Error monitoring setup

To get started with monitoring errors in your application, first make sure you’re running SDK 5.1 or above. You’ll need to make a few changes in your app.

Getting the Sentry DSN

First, obtain the Sentry DSN URL for the project you wish to report to. If you have an account, this can be found in Settings > Projects > Project Name > Client Keys (DSN).

DSN Location

We’re going to use this URL so we can make sure Sentry is working correctly in our project, but we recommend swapping it out for a string like !SENTRY_DSN that can be replaced during app build.

If you don’t have an account, get in contact with the SDK or DevOps Teams.

Providing the Sentry DSN

Now that you have the DSN URL, you can provide it in your VsAppCoreModule.forRoot() or VsCommonModule.forRoot() configuration like so:

@NgModule({
  // ...
  imports: [
    // ...
    VsCommonModule.forRoot({
      // ...
      sentryDsn: 'https://<redacted>@<redacted>.ingest.sentry.io/<redacted>'
    }),
  ],
})
export class AppModule {
  // ...
}

To make sure Sentry is working, run your project in your usual development configuration. Errors should still be printing to the console, and you won’t see anything show up in Sentry.

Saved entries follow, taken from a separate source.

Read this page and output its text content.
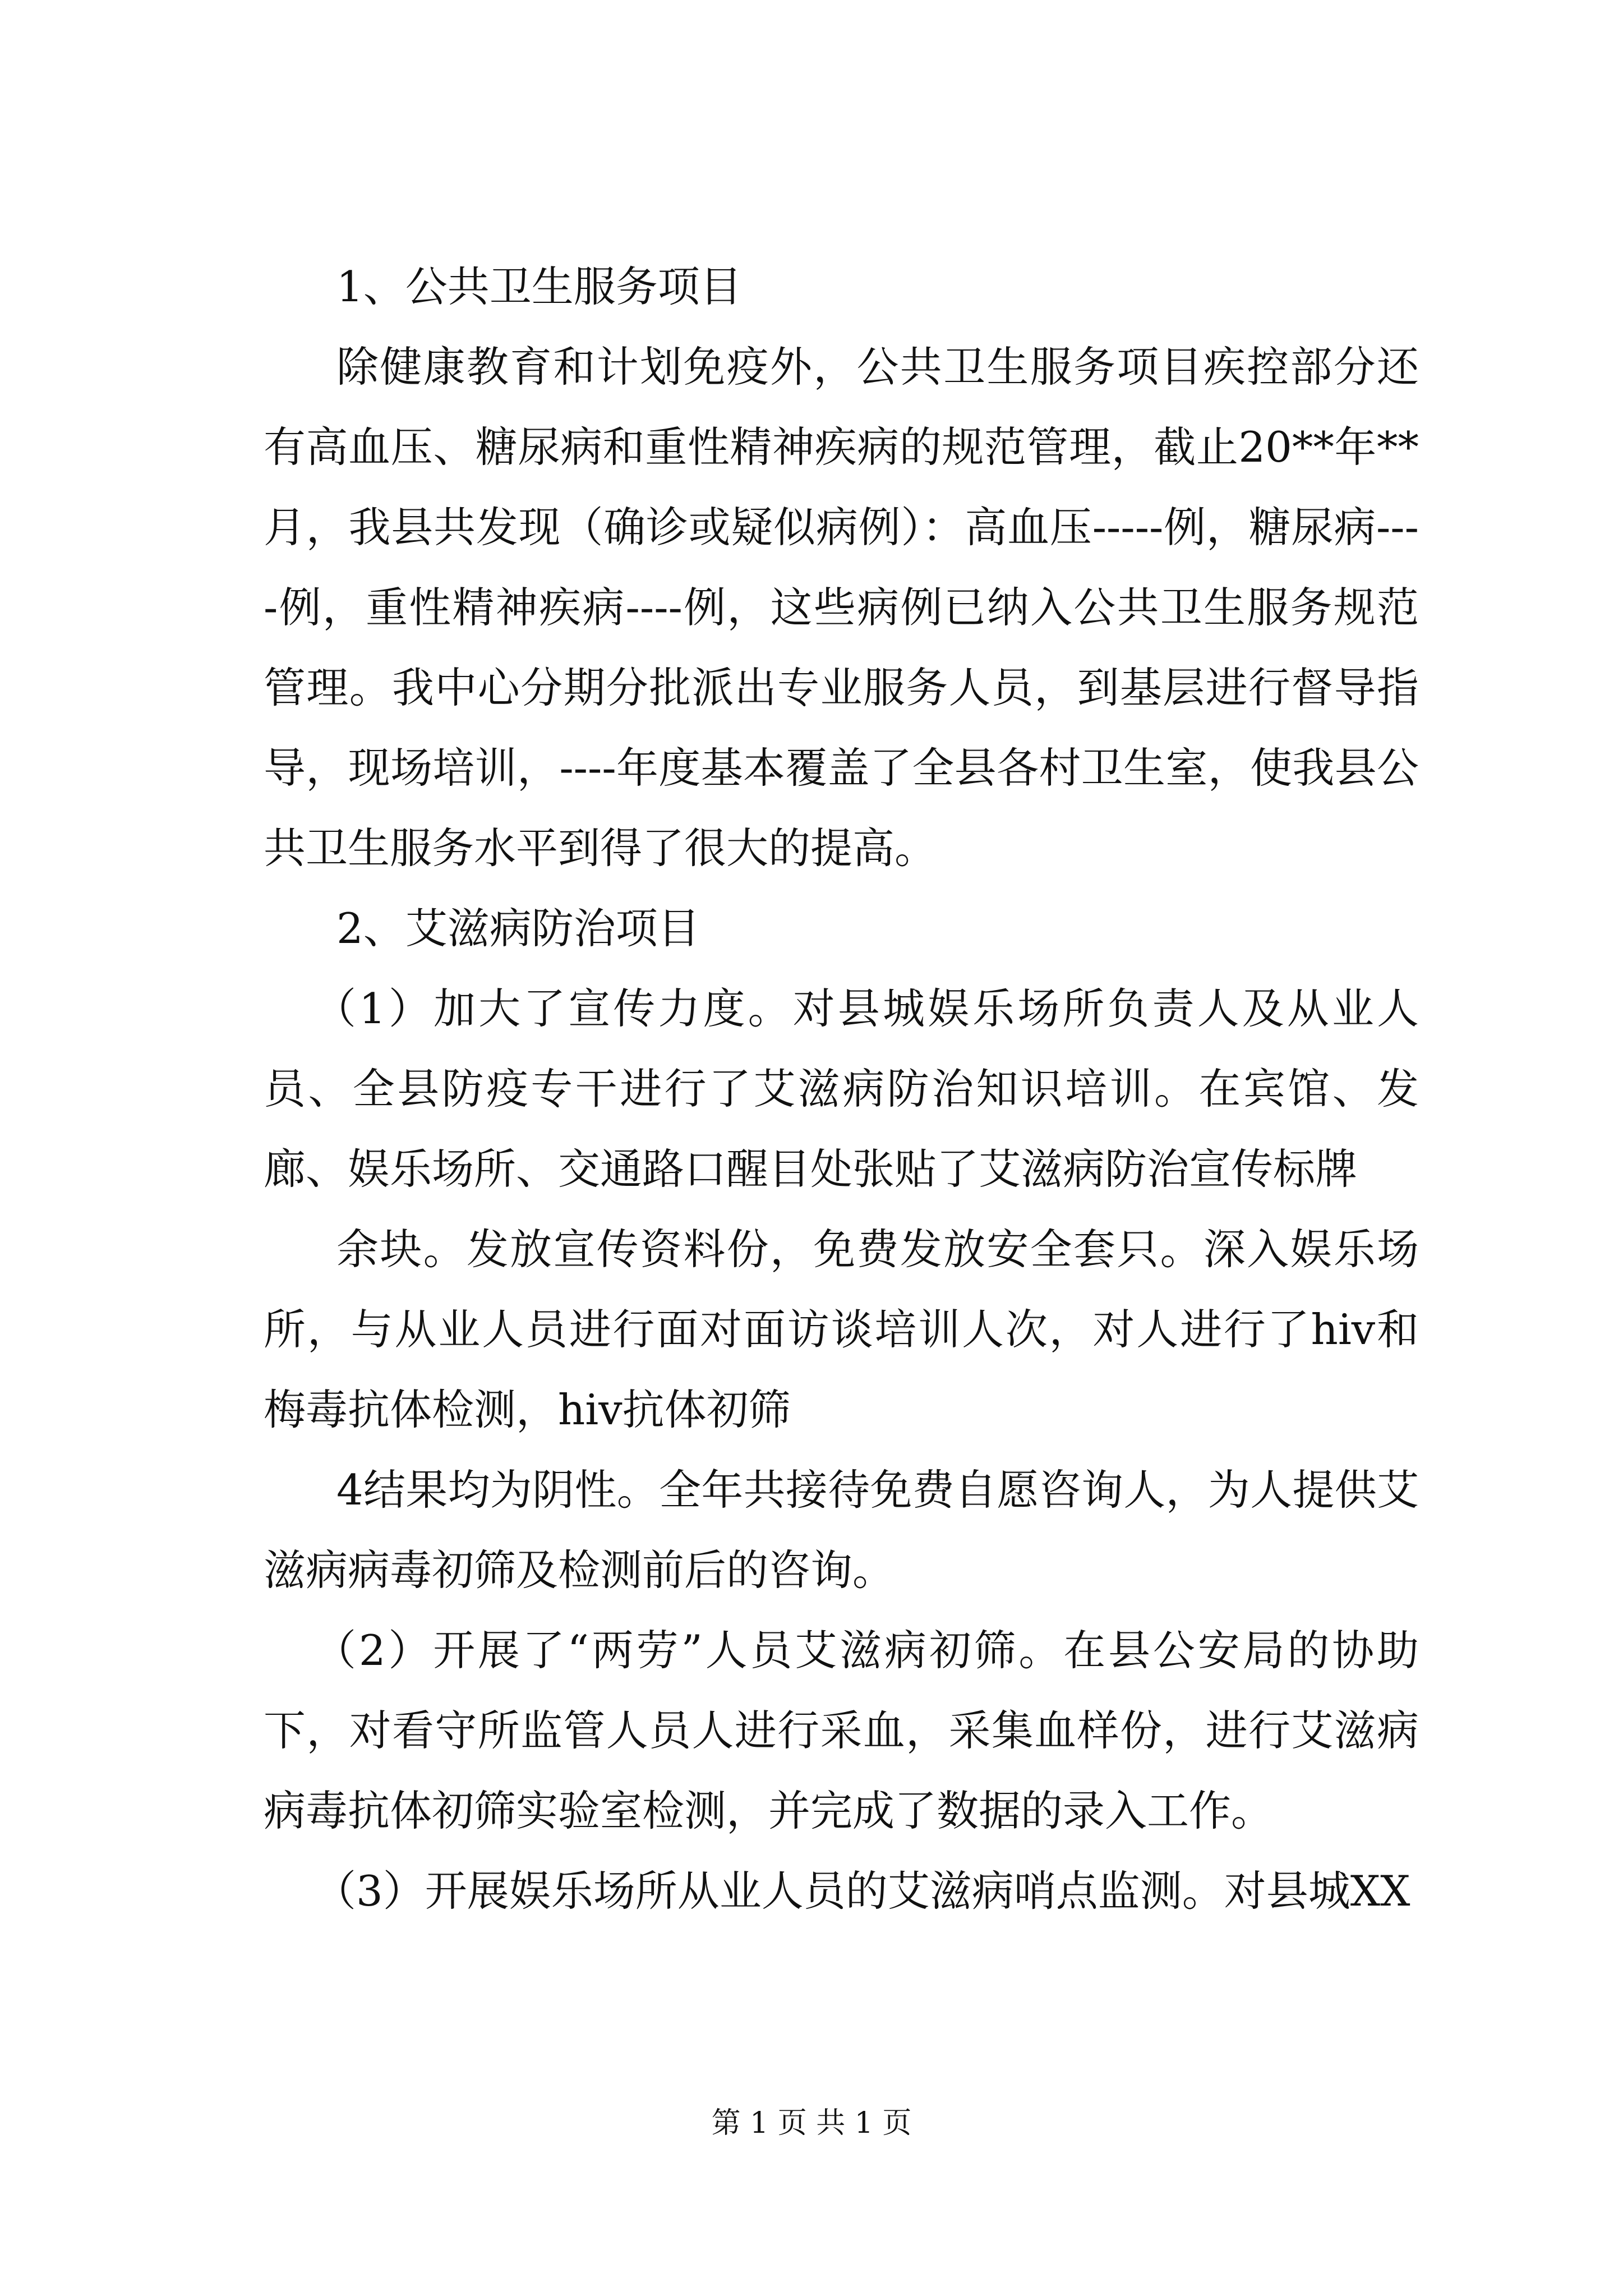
1、公共卫生服务项目

除健康教育和计划免疫外，公共卫生服务项目疾控部分还有高血压、糖尿病和重性精神疾病的规范管理，截止20**年**月，我县共发现（确诊或疑似病例）：高血压-----例，糖尿病----例，重性精神疾病----例，这些病例已纳入公共卫生服务规范管理。我中心分期分批派出专业服务人员，到基层进行督导指导，现场培训，----年度基本覆盖了全县各村卫生室，使我县公共卫生服务水平到得了很大的提高。

2、艾滋病防治项目

（1）加大了宣传力度。对县城娱乐场所负责人及从业人员、全县防疫专干进行了艾滋病防治知识培训。在宾馆、发廊、娱乐场所、交通路口醒目处张贴了艾滋病防治宣传标牌

余块。发放宣传资料份，免费发放安全套只。深入娱乐场所，与从业人员进行面对面访谈培训人次，对人进行了hiv和梅毒抗体检测，hiv抗体初筛

4结果均为阴性。全年共接待免费自愿咨询人，为人提供艾滋病病毒初筛及检测前后的咨询。

（2）开展了“两劳”人员艾滋病初筛。在县公安局的协助下，对看守所监管人员人进行采血，采集血样份，进行艾滋病病毒抗体初筛实验室检测，并完成了数据的录入工作。

（3）开展娱乐场所从业人员的艾滋病哨点监测。对县城XX

第 1 页 共 1 页
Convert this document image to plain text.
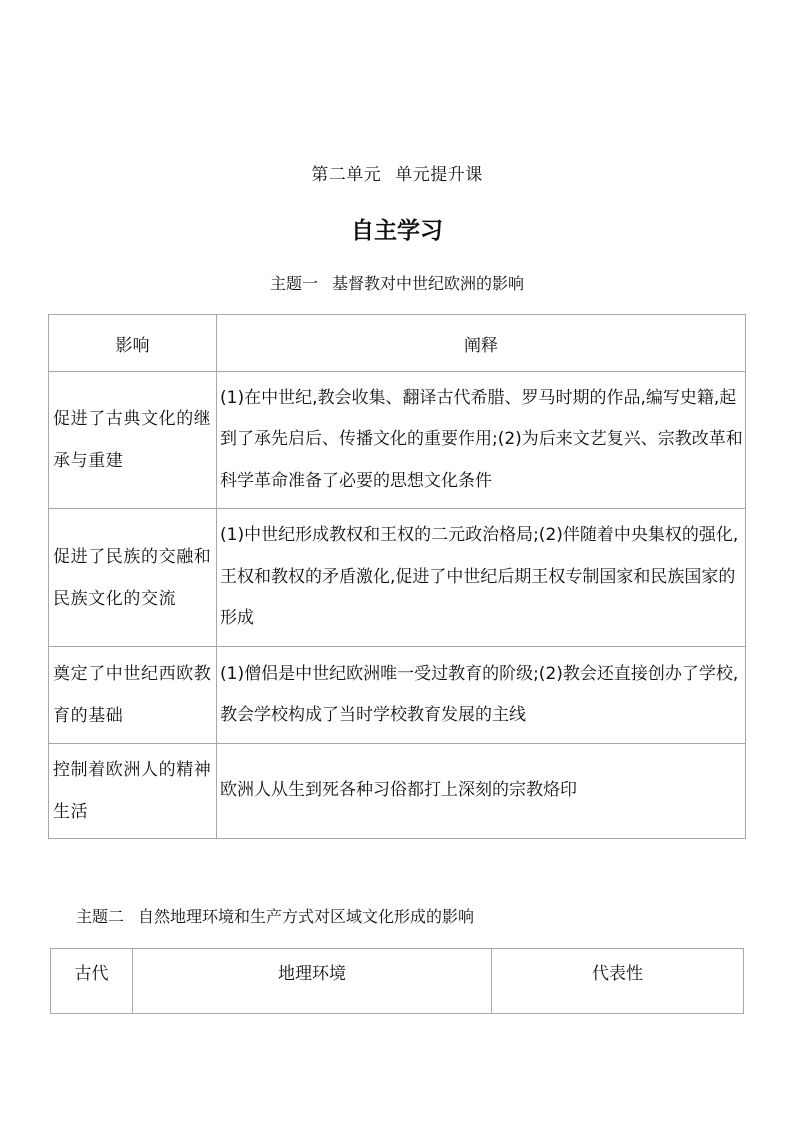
第二单元 单元提升课
自主学习
主题一 基督教对中世纪欧洲的影响
影响	阐释
促进了古典文化的继承与重建	(1)在中世纪,教会收集、翻译古代希腊、罗马时期的作品,编写史籍,起到了承先启后、传播文化的重要作用;(2)为后来文艺复兴、宗教改革和科学革命准备了必要的思想文化条件
促进了民族的交融和民族文化的交流	(1)中世纪形成教权和王权的二元政治格局;(2)伴随着中央集权的强化,王权和教权的矛盾激化,促进了中世纪后期王权专制国家和民族国家的形成
奠定了中世纪西欧教育的基础	(1)僧侣是中世纪欧洲唯一受过教育的阶级;(2)教会还直接创办了学校,教会学校构成了当时学校教育发展的主线
控制着欧洲人的精神生活	欧洲人从生到死各种习俗都打上深刻的宗教烙印
主题二 自然地理环境和生产方式对区域文化形成的影响
古代	地理环境	代表性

Running you project in production mode (meaning the production flag in your environment file is set to true) should enable Sentry. Now, errors will no longer show up in the console and will instead be sent to Sentry. You can check this by going to the Network tab in Chrome DevTools and verifying that a request to Sentry is being sent. Errors will show up in the Issues tab in Sentry.

After you’re done testing, don’t forget to swap out the DSN URL for !SENTRY_DSN.

Sending dependency data

If you want your error logs to be more useful, you can opt for sending your package.json data, such as project name and version, dependencies, and devDependencies.

First, go to your app’s tsconfig.app.json and set the resolveJsonModule property to true in compilerOptions:

{
  // ...
  "compilerOptions": {
    // ...
    "resolveJsonModule": true
  }
}

Then, in your VsAppCoreModule.forRoot() or VsCommonModule.forRoot() you’ll need to provide the packageJson property. Make sure you’re pointing to the root package.json, containing your project dependencies.

import * as packageJson from '../../../../package.json';
// ...

@NgModule({
  // ...
  imports: [
    // ...
    VsCommonModule.forRoot({
      // ...
      packageJson: packageJson // here
    }),
  ],
})
export class AppModule {
  // ...
}

If your IDE complains about the json import, manually restarting it should solve the problem. You should also restart your serve.

You can now run your app in production mode and manually throw an exception to make sure the correct data is being sent.